CEO BCA Jahja Setiaatmadja di sela kegiatan Leadership Sharing Session 100 Bankir di Hotel J.W. Marriot Mega Kuningan, Jakarta Pusat, 28 November 2017. TEMPO Yohanes Paskalis Pae Dale
Presiden Direktur PT Bank Central Asia Tbk atau BCA Tjahja Setiaatmaja sudah menaikkan dua kali suku bunga kredit sepanjang tahun ini. Kenaikan pertama dilakukan pada Agustus lalu. Kemudian, suku bunga kembali naik pasca kenaikan suku bunga acuan atau BI 7-DRR.
“Kami memang sudah naikkan 25 bps karena The Fed menaikkan suku bunga 25 bps. Tetapi ternyata kurs (dolar) masih ada peningkatan. Jadi memang seharusnya kalau dinaikkan 50 bps lebih aman,”kata Tjahja.
Tjahja mengatakan untuk lebih aman memang sebaiknya suku bunga kredit naik 50 bps, namun jika diambil keputusan tersebut diambil maka akan mempengaruhi dunia usaha. Menurut dia, apabila bank menaikkan suku bunga terlalu agresif, maka pertumbuhan dunia usaha akan semakin terseok. Melihat risiko tersebut, akhirnya kenaikan suku bunga ditekan perlahan.
BACA: BI Naikkan Suku Bunga Acuan, Menteri Darmin: Apa Boleh Buat
“Tetapi ini kan seperti buah simalakama, sehingga yang kami pilih 0,25. Yang penting dijaga jangan sampai inflasi tidak terlalu tinggi, sehingga harga barang tidak melonjak terlalu tinggi,” kata Tjahja.

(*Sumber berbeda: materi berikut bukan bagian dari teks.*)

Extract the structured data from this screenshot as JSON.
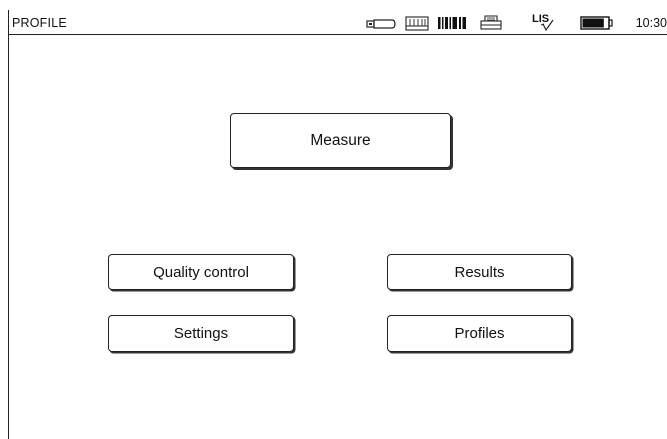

Meski begitu, Tjahja tidak menutup kemungkinan untuk kembali menaikkan suku bunga. Apalagi, sepanjang 2018, BI sudah enam kali menaikkan suku bunga acuan BI-7DRR. Bahkan, BI akan kembali menaikkan suku bunga pada Desember mendatang. Pada tahun depan, BI diperkirakan menaikkan suku bunga tiga kali pada 2019 dan satu hingga dua kali lagi kenaikan suku bunga pada 2020.
Namun, Tjahja mengatakan BCA akan tetap mempertimbangkan kondisi pasar. Ia mengibaratkan menaikkan suku bunga seperti mengendarai mobil yang harus tahu kapan harus menekan pedal gas atau rem. Jika ingin mengacu pada kebijakan The Fed, maka suku bunga harus naik. Di sisi lain, hal tersebut akan berdampak pada pertumbuhan ekonomi. Secara fundamental memang harus seperti itu, namun hal itu tidak berlaku jika kondisi pasar yang macet.
“Jadi susah kalau naikkan terlalu agresif. Buat kurs memang aman, tetapi buat pinjaman bagaimana jadinya? Kami ‘kan menghindarkan bunga terlalu tinggi. Jadi ada imbangan antara gas dan rem,” kata Tjahja.